The effect of sildenafil on the ability to drive and use machinery has not been studied.

 

4.8 Undesirable effects

The adverse events were generally transient and mild to moderate in nature.

 

In fixed-dose studies, the incidence of some adverse events increased with dose.

 

The nature of the adverse events in flexible-dose studies, which more closely reflect the recommended dosage regimen, was similar to that for fixed-dose studies.

 

The most commonly reported adverse reactions were headache and flushing, see tables 1 and 2 below:

Table 1 Very common adverse reactions ( ≥ 1/10 )
MedDRA System Organ Class Adverse Reaction Sildenafil (%) N=3350 Placebo (%) N=2995
Nervous system disorders headache 10.8 2.8
Vascular disordes Vasodilatation ( flushing ) 10.9 1.4
Table 2  Common adverse reactions ( ≥ 1/100 and < 1/10 )
MedDRA System Organ Class Adverse Reaction Sildenafil (%) N=3350 Placebo (%) N=2995
Nervous system disorders Dizziness 2.9 1.0
Eye disorders Abnormal vision ( blurred vision, increased sensitivity to light ) 2.5 0.4
  Chromatopsia ( mild and transient, predominantly color tinge to vision ) 1.1 0.03
Cardiac disorders Palpitation 1.0 0.2
Respiratory, thoracic and mediastinal disorders Rhinitis ( nasal congestion ) 2.1 0.3
Gastrointestinal disorders Dyspepsia 3.0 0.4
At doses above the recommended dose range, adverse events were similar to those detailed above but generally were reported more frequently.

In an analysis of double-blind placebo-controlled clinical trials encompassing over 700 person-years of observation on placebo and over 1300 person-years on sildenafil, there were no differences in the incidence rate of myocardial infarction (MI) or in the rate of cardiovascular mortality for patients receiving sildenafil compared to those receiving placebo. The rates of MI were 1.1 per 100 person-years for men receiving sildenafil and for those receiving placebo.

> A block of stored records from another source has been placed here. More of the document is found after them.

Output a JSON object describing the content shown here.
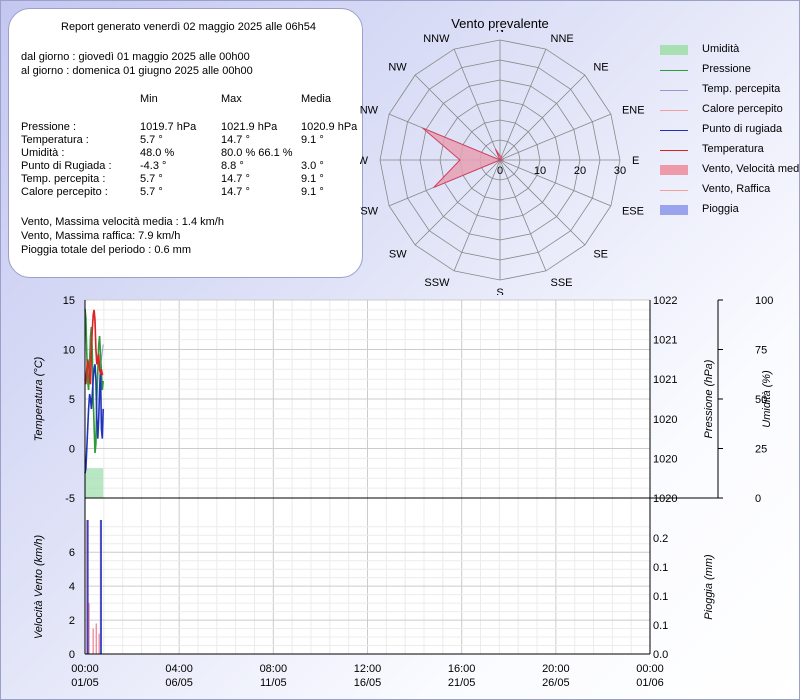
{
  "report": {
    "header": "Report generato venerdì 02 maggio 2025 alle 06h54",
    "from": "dal giorno : giovedì 01 maggio 2025 alle 00h00",
    "to": "al giorno : domenica 01 giugno 2025 alle 00h00",
    "col_min": "Min",
    "col_max": "Max",
    "col_avg": "Media",
    "rows": [
      {
        "label": "Pressione :",
        "min": "1019.7 hPa",
        "max": "1021.9 hPa",
        "avg": "1020.9 hPa"
      },
      {
        "label": "Temperatura :",
        "min": "5.7 °",
        "max": "14.7 °",
        "avg": "9.1 °"
      },
      {
        "label": "Umidità :",
        "min": "48.0 %",
        "max": "80.0 %  66.1 %",
        "avg": ""
      },
      {
        "label": "Punto di Rugiada :",
        "min": "-4.3 °",
        "max": "8.8 °",
        "avg": "3.0 °"
      },
      {
        "label": "Temp. percepita :",
        "min": "5.7 °",
        "max": "14.7 °",
        "avg": "9.1 °"
      },
      {
        "label": "Calore percepito :",
        "min": "5.7 °",
        "max": "14.7 °",
        "avg": "9.1 °"
      }
    ],
    "wind_avg": "Vento, Massima velocità media : 1.4 km/h",
    "wind_gust": "Vento, Massima raffica: 7.9 km/h",
    "rain": "Pioggia totale del periodo : 0.6 mm"
  },
  "legend": [
    {
      "label": "Umidità",
      "color": "#a8e0b4",
      "kind": "fill"
    },
    {
      "label": "Pressione",
      "color": "#2e9a3c",
      "kind": "line"
    },
    {
      "label": "Temp. percepita",
      "color": "#9999cc",
      "kind": "line"
    },
    {
      "label": "Calore percepito",
      "color": "#f0a0a0",
      "kind": "line"
    },
    {
      "label": "Punto di rugiada",
      "color": "#2233bb",
      "kind": "line"
    },
    {
      "label": "Temperatura",
      "color": "#dd2222",
      "kind": "line"
    },
    {
      "label": "Vento, Velocità media",
      "color": "#ee9aa8",
      "kind": "fill"
    },
    {
      "label": "Vento, Raffica",
      "color": "#f0a0a0",
      "kind": "line"
    },
    {
      "label": "Pioggia",
      "color": "#9aa4ee",
      "kind": "fill"
    }
  ],
  "chart_data": [
    {
      "type": "radar",
      "title": "Vento prevalente",
      "directions": [
        "N",
        "NNE",
        "NE",
        "ENE",
        "E",
        "ESE",
        "SE",
        "SSE",
        "S",
        "SSW",
        "SW",
        "WSW",
        "W",
        "WNW",
        "NW",
        "NNW"
      ],
      "values": [
        1,
        1,
        0,
        0,
        1,
        0,
        0,
        0,
        0,
        0,
        0,
        18,
        10,
        21,
        0,
        3
      ],
      "r_ticks": [
        "0",
        "10",
        "20",
        "30"
      ],
      "r_max": 30,
      "color": "#e6a0b4"
    },
    {
      "type": "line",
      "x_ticks": [
        "00:00\n01/05",
        "04:00\n06/05",
        "08:00\n11/05",
        "12:00\n16/05",
        "16:00\n21/05",
        "20:00\n26/05",
        "00:00\n01/06"
      ],
      "x_range_days": [
        0,
        31
      ],
      "left_axis": {
        "label": "Temperatura (°C)",
        "ticks": [
          "15",
          "10",
          "5",
          "0",
          "-5"
        ],
        "range": [
          -5,
          15
        ]
      },
      "right_axis_1": {
        "label": "Pressione (hPa)",
        "ticks": [
          "1022",
          "1021",
          "1021",
          "1020",
          "1020",
          "1020"
        ],
        "range": [
          1019.7,
          1021.9
        ]
      },
      "right_axis_2": {
        "label": "Umidità (%)",
        "ticks": [
          "100",
          "75",
          "50",
          "25",
          "0"
        ],
        "range": [
          0,
          100
        ]
      },
      "series": [
        {
          "name": "Temperatura",
          "color": "#dd2222",
          "x": [
            0,
            0.05,
            0.1,
            0.15,
            0.2,
            0.25,
            0.3,
            0.35,
            0.4,
            0.45,
            0.5,
            0.55,
            0.6,
            0.65,
            0.7,
            0.75,
            0.8,
            0.85,
            0.9,
            0.95,
            1.0
          ],
          "y": [
            7,
            6.5,
            8,
            9,
            8.5,
            7,
            6.5,
            10,
            12,
            13.5,
            14,
            13,
            10,
            8.5,
            9,
            9.5,
            8,
            7.5,
            8,
            7.5,
            7.5
          ]
        },
        {
          "name": "Punto di rugiada",
          "color": "#2233bb",
          "x": [
            0,
            0.05,
            0.1,
            0.15,
            0.2,
            0.25,
            0.3,
            0.35,
            0.4,
            0.45,
            0.5,
            0.55,
            0.6,
            0.65,
            0.7,
            0.75,
            0.8,
            0.85,
            0.9,
            0.95,
            1.0
          ],
          "y": [
            -2.5,
            -2,
            0,
            2,
            4,
            5.5,
            5,
            4,
            5.5,
            7,
            8,
            8.5,
            7,
            3,
            1,
            3,
            6,
            8,
            2,
            1,
            4
          ]
        },
        {
          "name": "Pressione",
          "color": "#2e9a3c",
          "x": [
            0,
            0.05,
            0.1,
            0.15,
            0.2,
            0.25,
            0.3,
            0.35,
            0.4,
            0.45,
            0.5,
            0.55,
            0.6,
            0.65,
            0.7,
            0.75,
            0.8,
            0.85,
            0.9,
            0.95,
            1.0
          ],
          "y": [
            1021.8,
            1021.7,
            1021.3,
            1021.0,
            1020.9,
            1021.2,
            1021.5,
            1021.6,
            1021.3,
            1020.8,
            1020.5,
            1020.2,
            1020.3,
            1020.8,
            1021.1,
            1021.4,
            1021.5,
            1021.3,
            1021.1,
            1020.9,
            1021.0
          ]
        },
        {
          "name": "Temp. percepita",
          "color": "#9999cc",
          "x": [
            0,
            0.1,
            0.2,
            0.3,
            0.4,
            0.5,
            0.6,
            0.7,
            0.8,
            0.9,
            1.0
          ],
          "y": [
            7,
            8,
            8.5,
            6.5,
            12,
            14,
            10,
            9,
            8,
            9,
            10.5
          ]
        }
      ],
      "humidity": {
        "name": "Umidità",
        "color": "#a8e0b4",
        "x": [
          0,
          1.0
        ],
        "y": [
          15,
          15
        ]
      }
    },
    {
      "type": "bar",
      "left_axis": {
        "label": "Velocità Vento (km/h)",
        "ticks": [
          "6",
          "4",
          "2",
          "0"
        ],
        "range": [
          0,
          7.9
        ]
      },
      "right_axis": {
        "label": "Pioggia (mm)",
        "ticks": [
          "0.2",
          "0.1",
          "0.1",
          "0.1",
          "0.0"
        ],
        "range": [
          0,
          0.25
        ]
      },
      "series": [
        {
          "name": "Vento, Raffica",
          "color": "#ee8fa0",
          "x": [
            0.1,
            0.22,
            0.45,
            0.62,
            0.78,
            0.85
          ],
          "y": [
            7.9,
            3,
            1.5,
            1.8,
            1.2,
            7.9
          ]
        },
        {
          "name": "Pioggia",
          "color": "#3344cc",
          "x": [
            0.15,
            0.88
          ],
          "y": [
            0.25,
            0.25
          ]
        }
      ]
    }
  ]
}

The rates of cardiovascular mortality were 0.3 per 100 person-years for men receiving sildenafil and those receiving placebo.

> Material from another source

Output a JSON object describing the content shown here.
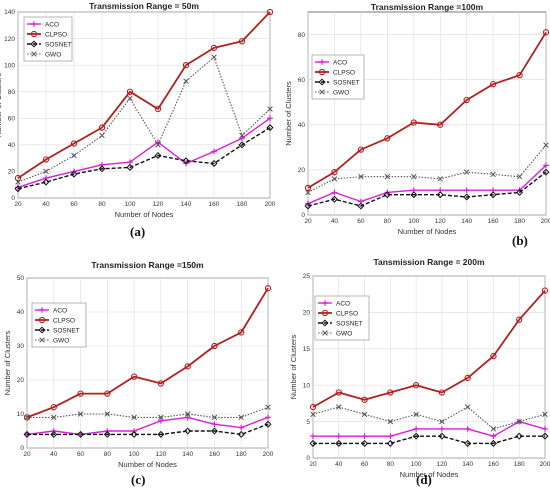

The following adverse reactions were reported during post-marketing surveillance:

Immune system disorders: hypersensitivity reaction (including skin rash)

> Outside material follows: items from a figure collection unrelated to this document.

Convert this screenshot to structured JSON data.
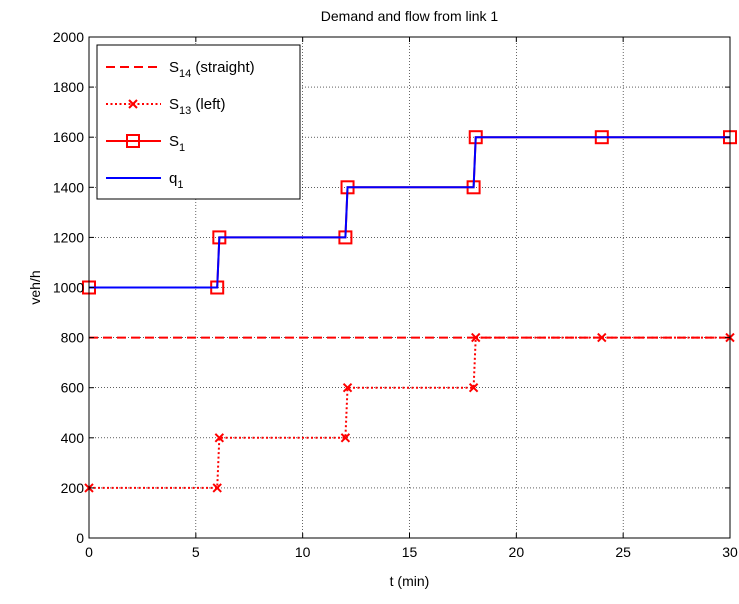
{
  "chart_data": {
    "type": "line",
    "title": "Demand and flow from link 1",
    "xlabel": "t (min)",
    "ylabel": "veh/h",
    "xlim": [
      0,
      30
    ],
    "ylim": [
      0,
      2000
    ],
    "xticks": [
      0,
      5,
      10,
      15,
      20,
      25,
      30
    ],
    "yticks": [
      0,
      200,
      400,
      600,
      800,
      1000,
      1200,
      1400,
      1600,
      1800,
      2000
    ],
    "grid": true,
    "legend_position": "top-left",
    "series": [
      {
        "name": "S",
        "name_sub": "14",
        "name_suffix": " (straight)",
        "color": "#ff0000",
        "line_style": "dashed",
        "marker": "none",
        "x": [
          0,
          30
        ],
        "y": [
          800,
          800
        ]
      },
      {
        "name": "S",
        "name_sub": "13",
        "name_suffix": " (left)",
        "color": "#ff0000",
        "line_style": "dotted",
        "marker": "x",
        "x": [
          0,
          6,
          6.1,
          12,
          12.1,
          18,
          18.1,
          24,
          30
        ],
        "y": [
          200,
          200,
          400,
          400,
          600,
          600,
          800,
          800,
          800
        ]
      },
      {
        "name": "S",
        "name_sub": "1",
        "name_suffix": "",
        "color": "#ff0000",
        "line_style": "solid",
        "marker": "square",
        "x": [
          0,
          6,
          6.1,
          12,
          12.1,
          18,
          18.1,
          24,
          30
        ],
        "y": [
          1000,
          1000,
          1200,
          1200,
          1400,
          1400,
          1600,
          1600,
          1600
        ]
      },
      {
        "name": "q",
        "name_sub": "1",
        "name_suffix": "",
        "color": "#0000ff",
        "line_style": "solid",
        "marker": "none",
        "x": [
          0,
          6,
          6.1,
          12,
          12.1,
          18,
          18.1,
          24,
          30
        ],
        "y": [
          1000,
          1000,
          1200,
          1200,
          1400,
          1400,
          1600,
          1600,
          1600
        ]
      }
    ]
  }
}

Nervous system disorders: seizure, seizure recurrence

Cardiac disorders: tachycardia

Vascular disorders: hypotension, syncope, epistaxis

Gastrointestinal disorders: vomiting

Eye disorders: eye pain, red eyes/bloodshot eyes

Reproductive system and breast disorders: prolonged erection and/or priapism

 

4.9 Overdose

In studies with healthy volunteers of single doses up to 800 mg, adverse events were similar to those seen at lower doses but incidence rates and seventies were increased.

 

In cases of overdose, standard supportive measures should be adopted as required.

 

Renal dialysis is not expected to accelerate clearance as sildenafil is highly bound to plasma proteins and it is not eliminated in the urine.